Sea Shepherd approached to crowd fund shark barrier

KIRALEE SMITH & HEATH WERRETT

EXCLUSIVE: Radical conservation group Sea Shepherd may be enlisted to help crowd-fund the re-installation of Western Australia’s first eco-friendly shark barrier, a Perth mayor has revealed.

The Eco Shark Barrier was trialled at Coogee Beach in Perth’s southern suburbs for three months last summer.

After a positive response from Coogee beach-goers, including plenty who flocked from other parts of Perth to avail themselves of safer swimming, Cockburn council and Eco Shark Barrier owner Craig Moss have agreed to re-install the 300-metre long barrier for an extra three years.

logan2Cockburn mayor Logan Howlett (pictured) said he hoped the State Government would co-fund the ongoing cost of the barrier, slated for re-installation in the next two weeks.

“We’re expecting to find out this week whether or not the State Government are going to support a co-contribution to the trial,” Mr Howlett said.

He said Sea Shepherd had been approached to help pick up the slack in the event the government of state premier Colin Barnett decides not to chime in.

Mr Barnett, whose electorate takes in Perth’s best-known beach, Cottesloe, has not been a supporter of the Eco Shark Barrier option there, preferring installation of an old-school shark net instead.

Mr Howlett told InkWire his council had commenced talks with Sea Shepherd on a possible crowd-funding campaign to pay for the barrier at Coogee.

“If the State Government decide not to come on board, it might be Sea Shepherd coming out and making a big statement,” he said.

He said funding would flow quickly if Sea Shepherd were involved, and that such a contribution would “embarrass” the government.

Mr Howlett said the government had not been notified of Sea Shepherd’s possible involvement in the funding.

A straw poll conducted by InkWire today at both Coogee and Cottesloe beaches revealed more than two-thirds of beach-goers would feel safer swimming in the ocean if an Eco Barrier were in place.

At Cottesloe, Sam Broughton of Nedlands said many beaches were patrolled throughout the warm months but he’d like to see barriers installed year ’round.

“When the beach is patrolled then I don’t have an issue with getting in the water,” Mr Broughton said.

“But I’d like to come down for a swim in winter when there’s no helicopters [patrolling] and not have to worry.”

The Coogee shark barrier will stay in the water all year ’round.
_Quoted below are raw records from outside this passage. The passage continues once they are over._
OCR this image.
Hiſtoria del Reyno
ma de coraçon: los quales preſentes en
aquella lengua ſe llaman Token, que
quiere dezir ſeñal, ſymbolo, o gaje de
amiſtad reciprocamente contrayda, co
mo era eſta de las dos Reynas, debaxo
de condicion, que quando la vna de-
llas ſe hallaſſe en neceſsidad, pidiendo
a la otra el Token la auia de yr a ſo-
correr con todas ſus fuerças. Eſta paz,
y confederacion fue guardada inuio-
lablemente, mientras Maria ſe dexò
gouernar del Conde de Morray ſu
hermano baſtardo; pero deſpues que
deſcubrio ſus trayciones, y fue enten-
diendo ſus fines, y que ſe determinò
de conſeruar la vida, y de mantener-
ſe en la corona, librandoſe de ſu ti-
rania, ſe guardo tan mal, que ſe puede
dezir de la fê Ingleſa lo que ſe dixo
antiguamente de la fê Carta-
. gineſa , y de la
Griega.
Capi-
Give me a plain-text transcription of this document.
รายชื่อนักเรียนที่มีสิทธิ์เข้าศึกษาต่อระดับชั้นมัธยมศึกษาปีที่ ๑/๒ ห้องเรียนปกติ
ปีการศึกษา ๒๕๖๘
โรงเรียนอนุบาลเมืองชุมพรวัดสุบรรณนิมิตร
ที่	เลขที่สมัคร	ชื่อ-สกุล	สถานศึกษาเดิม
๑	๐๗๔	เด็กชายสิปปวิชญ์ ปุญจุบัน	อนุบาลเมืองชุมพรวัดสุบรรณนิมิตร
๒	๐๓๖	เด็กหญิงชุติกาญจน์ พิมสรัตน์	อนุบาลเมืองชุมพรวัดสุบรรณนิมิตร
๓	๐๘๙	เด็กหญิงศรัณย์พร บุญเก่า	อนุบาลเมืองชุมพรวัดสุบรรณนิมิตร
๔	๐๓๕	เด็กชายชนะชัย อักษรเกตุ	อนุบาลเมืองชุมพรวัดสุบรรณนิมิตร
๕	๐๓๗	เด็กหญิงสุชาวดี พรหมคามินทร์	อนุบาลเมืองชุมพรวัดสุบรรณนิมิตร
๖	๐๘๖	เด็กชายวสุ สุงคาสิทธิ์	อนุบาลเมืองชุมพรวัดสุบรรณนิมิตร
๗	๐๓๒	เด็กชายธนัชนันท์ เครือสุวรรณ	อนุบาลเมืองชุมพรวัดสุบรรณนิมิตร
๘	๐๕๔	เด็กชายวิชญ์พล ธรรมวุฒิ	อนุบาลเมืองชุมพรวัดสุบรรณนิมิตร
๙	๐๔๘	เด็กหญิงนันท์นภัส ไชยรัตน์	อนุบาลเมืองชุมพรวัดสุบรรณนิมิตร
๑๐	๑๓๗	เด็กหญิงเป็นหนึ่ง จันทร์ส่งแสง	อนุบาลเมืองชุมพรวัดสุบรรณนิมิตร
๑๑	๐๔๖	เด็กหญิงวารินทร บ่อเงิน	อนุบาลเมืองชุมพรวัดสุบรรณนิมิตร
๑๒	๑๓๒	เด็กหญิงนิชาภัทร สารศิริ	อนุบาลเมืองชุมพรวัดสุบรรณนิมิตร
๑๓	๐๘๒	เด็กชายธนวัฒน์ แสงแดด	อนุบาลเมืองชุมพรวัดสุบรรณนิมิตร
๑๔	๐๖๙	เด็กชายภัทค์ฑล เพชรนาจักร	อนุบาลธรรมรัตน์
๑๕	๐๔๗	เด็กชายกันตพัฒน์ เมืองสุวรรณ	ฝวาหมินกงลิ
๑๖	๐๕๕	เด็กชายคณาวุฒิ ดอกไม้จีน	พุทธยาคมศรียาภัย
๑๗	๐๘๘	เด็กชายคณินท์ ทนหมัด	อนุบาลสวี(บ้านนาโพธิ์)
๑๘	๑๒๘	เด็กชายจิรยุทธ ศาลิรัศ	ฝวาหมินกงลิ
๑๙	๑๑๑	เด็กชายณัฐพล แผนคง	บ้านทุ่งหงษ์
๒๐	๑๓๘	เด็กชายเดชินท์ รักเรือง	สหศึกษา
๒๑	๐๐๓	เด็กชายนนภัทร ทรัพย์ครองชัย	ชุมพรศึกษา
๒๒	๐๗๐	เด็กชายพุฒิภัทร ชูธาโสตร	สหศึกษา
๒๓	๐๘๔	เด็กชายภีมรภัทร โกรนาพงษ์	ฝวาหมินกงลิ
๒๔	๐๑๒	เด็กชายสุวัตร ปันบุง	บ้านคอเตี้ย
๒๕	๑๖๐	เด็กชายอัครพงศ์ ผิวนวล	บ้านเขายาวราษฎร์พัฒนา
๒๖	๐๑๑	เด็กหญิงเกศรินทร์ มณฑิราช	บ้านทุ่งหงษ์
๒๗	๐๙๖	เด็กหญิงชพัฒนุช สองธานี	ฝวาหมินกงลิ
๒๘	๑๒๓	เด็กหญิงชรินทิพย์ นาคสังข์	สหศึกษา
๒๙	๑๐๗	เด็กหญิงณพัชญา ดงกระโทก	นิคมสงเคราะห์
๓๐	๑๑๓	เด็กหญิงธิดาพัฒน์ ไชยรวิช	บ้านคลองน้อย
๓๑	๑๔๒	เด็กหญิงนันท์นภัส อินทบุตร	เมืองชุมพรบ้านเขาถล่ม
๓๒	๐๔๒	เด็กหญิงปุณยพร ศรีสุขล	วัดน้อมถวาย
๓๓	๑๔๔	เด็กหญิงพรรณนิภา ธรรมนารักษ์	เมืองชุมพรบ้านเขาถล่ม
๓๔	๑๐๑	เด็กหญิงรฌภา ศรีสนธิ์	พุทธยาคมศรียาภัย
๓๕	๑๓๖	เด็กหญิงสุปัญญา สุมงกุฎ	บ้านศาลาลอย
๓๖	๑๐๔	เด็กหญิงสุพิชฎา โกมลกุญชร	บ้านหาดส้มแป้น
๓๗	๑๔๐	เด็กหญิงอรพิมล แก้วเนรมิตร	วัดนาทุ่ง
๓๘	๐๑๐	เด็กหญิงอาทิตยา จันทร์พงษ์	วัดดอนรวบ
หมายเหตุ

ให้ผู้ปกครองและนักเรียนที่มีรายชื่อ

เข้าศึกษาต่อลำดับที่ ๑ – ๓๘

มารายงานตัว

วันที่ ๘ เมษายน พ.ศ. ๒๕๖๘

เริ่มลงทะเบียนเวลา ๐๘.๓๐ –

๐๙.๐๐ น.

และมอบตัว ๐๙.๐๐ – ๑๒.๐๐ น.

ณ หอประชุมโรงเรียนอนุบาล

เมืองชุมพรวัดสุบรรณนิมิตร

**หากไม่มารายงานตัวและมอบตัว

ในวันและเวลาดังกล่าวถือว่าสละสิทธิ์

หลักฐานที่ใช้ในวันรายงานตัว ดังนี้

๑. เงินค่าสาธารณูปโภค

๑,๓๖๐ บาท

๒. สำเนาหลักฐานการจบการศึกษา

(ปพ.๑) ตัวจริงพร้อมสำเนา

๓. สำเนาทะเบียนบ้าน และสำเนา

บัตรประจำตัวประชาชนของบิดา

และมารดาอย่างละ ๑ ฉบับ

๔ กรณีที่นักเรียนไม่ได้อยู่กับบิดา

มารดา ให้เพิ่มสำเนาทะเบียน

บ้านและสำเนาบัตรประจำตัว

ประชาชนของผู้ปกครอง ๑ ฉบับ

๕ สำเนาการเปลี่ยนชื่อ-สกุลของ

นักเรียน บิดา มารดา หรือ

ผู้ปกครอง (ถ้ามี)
A similar barrier approved last week by Cottesloe council, subject to state co-funding, would only stay in over summer.

Craig Moss said the cities of Rockingham and Fremantle had also expressed interest in his Eco Shark Barrier.

Mr Moss said Mr Barnett’s concerns that the barrier might not work at Cottesloe, because the sea there was rougher than at Coogee, were unwarranted because the barrier could withstand rough conditions and high swell.

Mr Howlett said one objective of his city’s three-year trial was to test how the barrier would hold up under rougher winter conditions.

The Eco Shark Barrier allows marine life to bounce off its rigid nylon surface, as an alternative to shark nets which ensnare marine life other than sharks.